Spas Go Mainstream

Did you know that there are approx. 20,400 spas operating in the US with aggregate annual revenues of about $18.3 billion? With the economy in healthy shape, consumers are spending more of their disposable income on self-care. Consumers continue to invest more into their own health and wellness entering into a lifestyle choice that a majority of the population is embracing. Spa concepts such as Hand & Stone, Massage Envy and Elements Massage are some of the more known players in the space, however, much of the spa market share is dominated by small operators with only one to two locations. Most of these self-care concepts have adopted a membership-based consumption model which bodes well for repeating monthly foot traffic to the shopping centers of which these concepts lease space.

Consumers continue to invest heavily into self-care!
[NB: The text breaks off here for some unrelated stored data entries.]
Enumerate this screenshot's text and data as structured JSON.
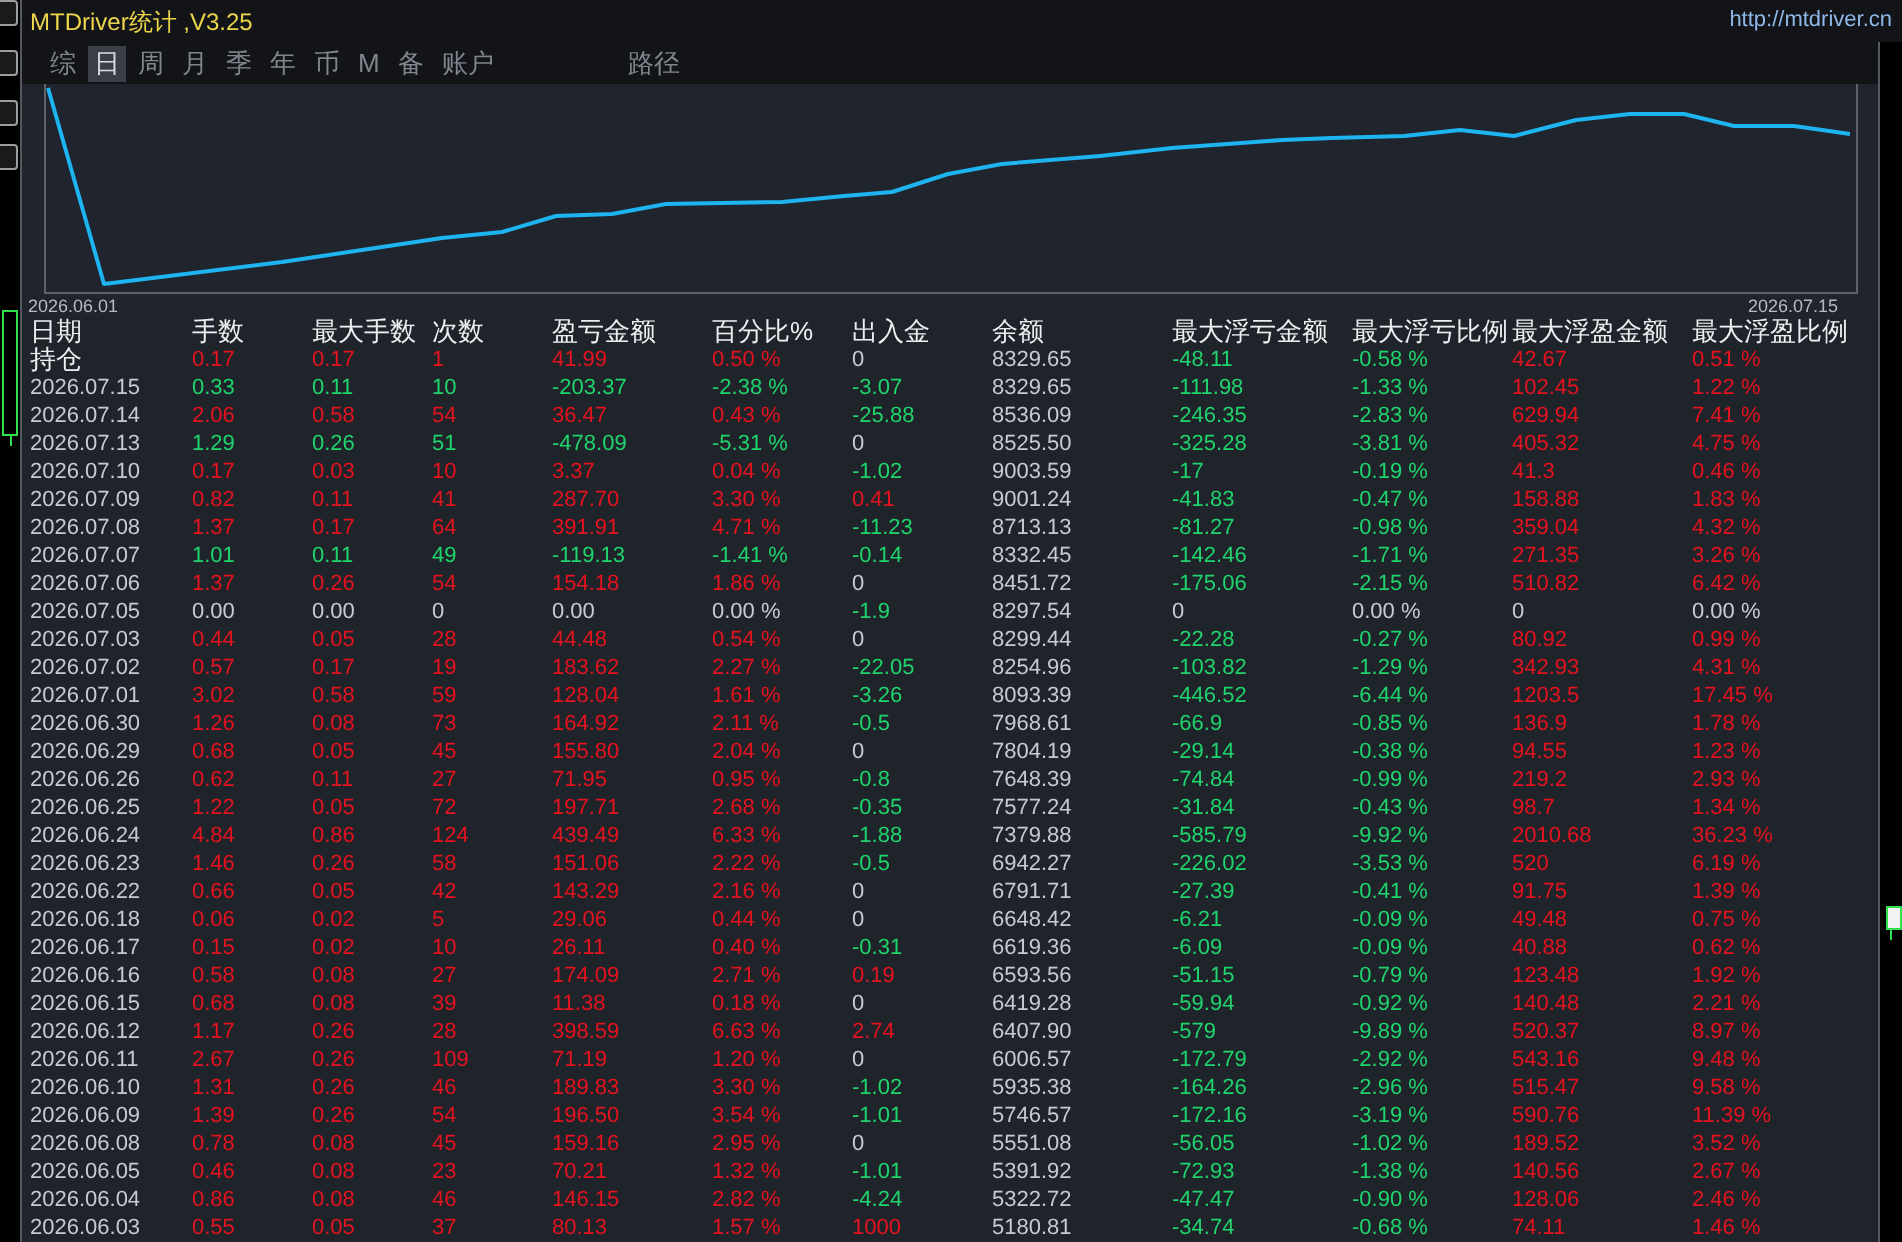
{
  "title": "MTDriver统计 ,V3.25",
  "url": "http://mtdriver.cn",
  "tabs": [
    {
      "label": "综",
      "selected": false
    },
    {
      "label": "日",
      "selected": true
    },
    {
      "label": "周",
      "selected": false
    },
    {
      "label": "月",
      "selected": false
    },
    {
      "label": "季",
      "selected": false
    },
    {
      "label": "年",
      "selected": false
    },
    {
      "label": "币",
      "selected": false
    },
    {
      "label": "M",
      "selected": false
    },
    {
      "label": "备",
      "selected": false
    },
    {
      "label": "账户",
      "selected": false
    }
  ],
  "path_tab": {
    "label": "路径",
    "selected": false
  },
  "equity_chart": {
    "x_start_label": "2026.06.01",
    "x_end_label": "2026.07.15"
  },
  "table": {
    "columns": [
      "日期",
      "手数",
      "最大手数",
      "次数",
      "盈亏金额",
      "百分比%",
      "出入金",
      "余额",
      "最大浮亏金额",
      "最大浮亏比例",
      "最大浮盈金额",
      "最大浮盈比例"
    ],
    "open_positions": {
      "label": "持仓",
      "kind": "profit",
      "trade_stats": [
        "0.17",
        "0.17",
        "1",
        "41.99",
        "0.50 %"
      ],
      "transfer": {
        "kind": "zero",
        "text": "0"
      },
      "balance": "8329.65",
      "float_stats": [
        "-48.11",
        "-0.58 %",
        "42.67",
        "0.51 %"
      ]
    },
    "rows": [
      {
        "date": "2026.07.15",
        "kind": "loss",
        "trade_stats": [
          "0.33",
          "0.11",
          "10",
          "-203.37",
          "-2.38 %"
        ],
        "transfer": {
          "kind": "withdrawal",
          "text": "-3.07"
        },
        "balance": "8329.65",
        "float_stats": [
          "-111.98",
          "-1.33 %",
          "102.45",
          "1.22 %"
        ]
      },
      {
        "date": "2026.07.14",
        "kind": "profit",
        "trade_stats": [
          "2.06",
          "0.58",
          "54",
          "36.47",
          "0.43 %"
        ],
        "transfer": {
          "kind": "withdrawal",
          "text": "-25.88"
        },
        "balance": "8536.09",
        "float_stats": [
          "-246.35",
          "-2.83 %",
          "629.94",
          "7.41 %"
        ]
      },
      {
        "date": "2026.07.13",
        "kind": "loss",
        "trade_stats": [
          "1.29",
          "0.26",
          "51",
          "-478.09",
          "-5.31 %"
        ],
        "transfer": {
          "kind": "zero",
          "text": "0"
        },
        "balance": "8525.50",
        "float_stats": [
          "-325.28",
          "-3.81 %",
          "405.32",
          "4.75 %"
        ]
      },
      {
        "date": "2026.07.10",
        "kind": "profit",
        "trade_stats": [
          "0.17",
          "0.03",
          "10",
          "3.37",
          "0.04 %"
        ],
        "transfer": {
          "kind": "withdrawal",
          "text": "-1.02"
        },
        "balance": "9003.59",
        "float_stats": [
          "-17",
          "-0.19 %",
          "41.3",
          "0.46 %"
        ]
      },
      {
        "date": "2026.07.09",
        "kind": "profit",
        "trade_stats": [
          "0.82",
          "0.11",
          "41",
          "287.70",
          "3.30 %"
        ],
        "transfer": {
          "kind": "deposit",
          "text": "0.41"
        },
        "balance": "9001.24",
        "float_stats": [
          "-41.83",
          "-0.47 %",
          "158.88",
          "1.83 %"
        ]
      },
      {
        "date": "2026.07.08",
        "kind": "profit",
        "trade_stats": [
          "1.37",
          "0.17",
          "64",
          "391.91",
          "4.71 %"
        ],
        "transfer": {
          "kind": "withdrawal",
          "text": "-11.23"
        },
        "balance": "8713.13",
        "float_stats": [
          "-81.27",
          "-0.98 %",
          "359.04",
          "4.32 %"
        ]
      },
      {
        "date": "2026.07.07",
        "kind": "loss",
        "trade_stats": [
          "1.01",
          "0.11",
          "49",
          "-119.13",
          "-1.41 %"
        ],
        "transfer": {
          "kind": "withdrawal",
          "text": "-0.14"
        },
        "balance": "8332.45",
        "float_stats": [
          "-142.46",
          "-1.71 %",
          "271.35",
          "3.26 %"
        ]
      },
      {
        "date": "2026.07.06",
        "kind": "profit",
        "trade_stats": [
          "1.37",
          "0.26",
          "54",
          "154.18",
          "1.86 %"
        ],
        "transfer": {
          "kind": "zero",
          "text": "0"
        },
        "balance": "8451.72",
        "float_stats": [
          "-175.06",
          "-2.15 %",
          "510.82",
          "6.42 %"
        ]
      },
      {
        "date": "2026.07.05",
        "kind": "flat",
        "trade_stats": [
          "0.00",
          "0.00",
          "0",
          "0.00",
          "0.00 %"
        ],
        "transfer": {
          "kind": "withdrawal",
          "text": "-1.9"
        },
        "balance": "8297.54",
        "float_stats": [
          "0",
          "0.00 %",
          "0",
          "0.00 %"
        ]
      },
      {
        "date": "2026.07.03",
        "kind": "profit",
        "trade_stats": [
          "0.44",
          "0.05",
          "28",
          "44.48",
          "0.54 %"
        ],
        "transfer": {
          "kind": "zero",
          "text": "0"
        },
        "balance": "8299.44",
        "float_stats": [
          "-22.28",
          "-0.27 %",
          "80.92",
          "0.99 %"
        ]
      },
      {
        "date": "2026.07.02",
        "kind": "profit",
        "trade_stats": [
          "0.57",
          "0.17",
          "19",
          "183.62",
          "2.27 %"
        ],
        "transfer": {
          "kind": "withdrawal",
          "text": "-22.05"
        },
        "balance": "8254.96",
        "float_stats": [
          "-103.82",
          "-1.29 %",
          "342.93",
          "4.31 %"
        ]
      },
      {
        "date": "2026.07.01",
        "kind": "profit",
        "trade_stats": [
          "3.02",
          "0.58",
          "59",
          "128.04",
          "1.61 %"
        ],
        "transfer": {
          "kind": "withdrawal",
          "text": "-3.26"
        },
        "balance": "8093.39",
        "float_stats": [
          "-446.52",
          "-6.44 %",
          "1203.5",
          "17.45 %"
        ]
      },
      {
        "date": "2026.06.30",
        "kind": "profit",
        "trade_stats": [
          "1.26",
          "0.08",
          "73",
          "164.92",
          "2.11 %"
        ],
        "transfer": {
          "kind": "withdrawal",
          "text": "-0.5"
        },
        "balance": "7968.61",
        "float_stats": [
          "-66.9",
          "-0.85 %",
          "136.9",
          "1.78 %"
        ]
      },
      {
        "date": "2026.06.29",
        "kind": "profit",
        "trade_stats": [
          "0.68",
          "0.05",
          "45",
          "155.80",
          "2.04 %"
        ],
        "transfer": {
          "kind": "zero",
          "text": "0"
        },
        "balance": "7804.19",
        "float_stats": [
          "-29.14",
          "-0.38 %",
          "94.55",
          "1.23 %"
        ]
      },
      {
        "date": "2026.06.26",
        "kind": "profit",
        "trade_stats": [
          "0.62",
          "0.11",
          "27",
          "71.95",
          "0.95 %"
        ],
        "transfer": {
          "kind": "withdrawal",
          "text": "-0.8"
        },
        "balance": "7648.39",
        "float_stats": [
          "-74.84",
          "-0.99 %",
          "219.2",
          "2.93 %"
        ]
      },
      {
        "date": "2026.06.25",
        "kind": "profit",
        "trade_stats": [
          "1.22",
          "0.05",
          "72",
          "197.71",
          "2.68 %"
        ],
        "transfer": {
          "kind": "withdrawal",
          "text": "-0.35"
        },
        "balance": "7577.24",
        "float_stats": [
          "-31.84",
          "-0.43 %",
          "98.7",
          "1.34 %"
        ]
      },
      {
        "date": "2026.06.24",
        "kind": "profit",
        "trade_stats": [
          "4.84",
          "0.86",
          "124",
          "439.49",
          "6.33 %"
        ],
        "transfer": {
          "kind": "withdrawal",
          "text": "-1.88"
        },
        "balance": "7379.88",
        "float_stats": [
          "-585.79",
          "-9.92 %",
          "2010.68",
          "36.23 %"
        ]
      },
      {
        "date": "2026.06.23",
        "kind": "profit",
        "trade_stats": [
          "1.46",
          "0.26",
          "58",
          "151.06",
          "2.22 %"
        ],
        "transfer": {
          "kind": "withdrawal",
          "text": "-0.5"
        },
        "balance": "6942.27",
        "float_stats": [
          "-226.02",
          "-3.53 %",
          "520",
          "6.19 %"
        ]
      },
      {
        "date": "2026.06.22",
        "kind": "profit",
        "trade_stats": [
          "0.66",
          "0.05",
          "42",
          "143.29",
          "2.16 %"
        ],
        "transfer": {
          "kind": "zero",
          "text": "0"
        },
        "balance": "6791.71",
        "float_stats": [
          "-27.39",
          "-0.41 %",
          "91.75",
          "1.39 %"
        ]
      },
      {
        "date": "2026.06.18",
        "kind": "profit",
        "trade_stats": [
          "0.06",
          "0.02",
          "5",
          "29.06",
          "0.44 %"
        ],
        "transfer": {
          "kind": "zero",
          "text": "0"
        },
        "balance": "6648.42",
        "float_stats": [
          "-6.21",
          "-0.09 %",
          "49.48",
          "0.75 %"
        ]
      },
      {
        "date": "2026.06.17",
        "kind": "profit",
        "trade_stats": [
          "0.15",
          "0.02",
          "10",
          "26.11",
          "0.40 %"
        ],
        "transfer": {
          "kind": "withdrawal",
          "text": "-0.31"
        },
        "balance": "6619.36",
        "float_stats": [
          "-6.09",
          "-0.09 %",
          "40.88",
          "0.62 %"
        ]
      },
      {
        "date": "2026.06.16",
        "kind": "profit",
        "trade_stats": [
          "0.58",
          "0.08",
          "27",
          "174.09",
          "2.71 %"
        ],
        "transfer": {
          "kind": "deposit",
          "text": "0.19"
        },
        "balance": "6593.56",
        "float_stats": [
          "-51.15",
          "-0.79 %",
          "123.48",
          "1.92 %"
        ]
      },
      {
        "date": "2026.06.15",
        "kind": "profit",
        "trade_stats": [
          "0.68",
          "0.08",
          "39",
          "11.38",
          "0.18 %"
        ],
        "transfer": {
          "kind": "zero",
          "text": "0"
        },
        "balance": "6419.28",
        "float_stats": [
          "-59.94",
          "-0.92 %",
          "140.48",
          "2.21 %"
        ]
      },
      {
        "date": "2026.06.12",
        "kind": "profit",
        "trade_stats": [
          "1.17",
          "0.26",
          "28",
          "398.59",
          "6.63 %"
        ],
        "transfer": {
          "kind": "deposit",
          "text": "2.74"
        },
        "balance": "6407.90",
        "float_stats": [
          "-579",
          "-9.89 %",
          "520.37",
          "8.97 %"
        ]
      },
      {
        "date": "2026.06.11",
        "kind": "profit",
        "trade_stats": [
          "2.67",
          "0.26",
          "109",
          "71.19",
          "1.20 %"
        ],
        "transfer": {
          "kind": "zero",
          "text": "0"
        },
        "balance": "6006.57",
        "float_stats": [
          "-172.79",
          "-2.92 %",
          "543.16",
          "9.48 %"
        ]
      },
      {
        "date": "2026.06.10",
        "kind": "profit",
        "trade_stats": [
          "1.31",
          "0.26",
          "46",
          "189.83",
          "3.30 %"
        ],
        "transfer": {
          "kind": "withdrawal",
          "text": "-1.02"
        },
        "balance": "5935.38",
        "float_stats": [
          "-164.26",
          "-2.96 %",
          "515.47",
          "9.58 %"
        ]
      },
      {
        "date": "2026.06.09",
        "kind": "profit",
        "trade_stats": [
          "1.39",
          "0.26",
          "54",
          "196.50",
          "3.54 %"
        ],
        "transfer": {
          "kind": "withdrawal",
          "text": "-1.01"
        },
        "balance": "5746.57",
        "float_stats": [
          "-172.16",
          "-3.19 %",
          "590.76",
          "11.39 %"
        ]
      },
      {
        "date": "2026.06.08",
        "kind": "profit",
        "trade_stats": [
          "0.78",
          "0.08",
          "45",
          "159.16",
          "2.95 %"
        ],
        "transfer": {
          "kind": "zero",
          "text": "0"
        },
        "balance": "5551.08",
        "float_stats": [
          "-56.05",
          "-1.02 %",
          "189.52",
          "3.52 %"
        ]
      },
      {
        "date": "2026.06.05",
        "kind": "profit",
        "trade_stats": [
          "0.46",
          "0.08",
          "23",
          "70.21",
          "1.32 %"
        ],
        "transfer": {
          "kind": "withdrawal",
          "text": "-1.01"
        },
        "balance": "5391.92",
        "float_stats": [
          "-72.93",
          "-1.38 %",
          "140.56",
          "2.67 %"
        ]
      },
      {
        "date": "2026.06.04",
        "kind": "profit",
        "trade_stats": [
          "0.86",
          "0.08",
          "46",
          "146.15",
          "2.82 %"
        ],
        "transfer": {
          "kind": "withdrawal",
          "text": "-4.24"
        },
        "balance": "5322.72",
        "float_stats": [
          "-47.47",
          "-0.90 %",
          "128.06",
          "2.46 %"
        ]
      },
      {
        "date": "2026.06.03",
        "kind": "profit",
        "trade_stats": [
          "0.55",
          "0.05",
          "37",
          "80.13",
          "1.57 %"
        ],
        "transfer": {
          "kind": "deposit",
          "text": "1000"
        },
        "balance": "5180.81",
        "float_stats": [
          "-34.74",
          "-0.68 %",
          "74.11",
          "1.46 %"
        ]
      }
    ]
  }
}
This is a lifestyle choice that current consumers are taking more responsibility for now than ever before. Massage and Fitness concepts like Massage Envy and Orange Theory offer consumers a membership-based consumption model. The evolution of this membership-based consumption model bodes well for retail shopping center owners and the adjacent tenants at these properties, adding retail foot traffic ensuring repeat business and more consistent trips! The continued expansion of wellness brands is popular with landlords as self-care tenants are typically internet resistant, a large provider of daily visits, generators of foot traffic, and continue to appeal to a wide range of ages from young millennial’s to baby boomers. Fitness and self care concepts continue to warrant strong demand for space in strip centers and are great tenants for shopping center landlords.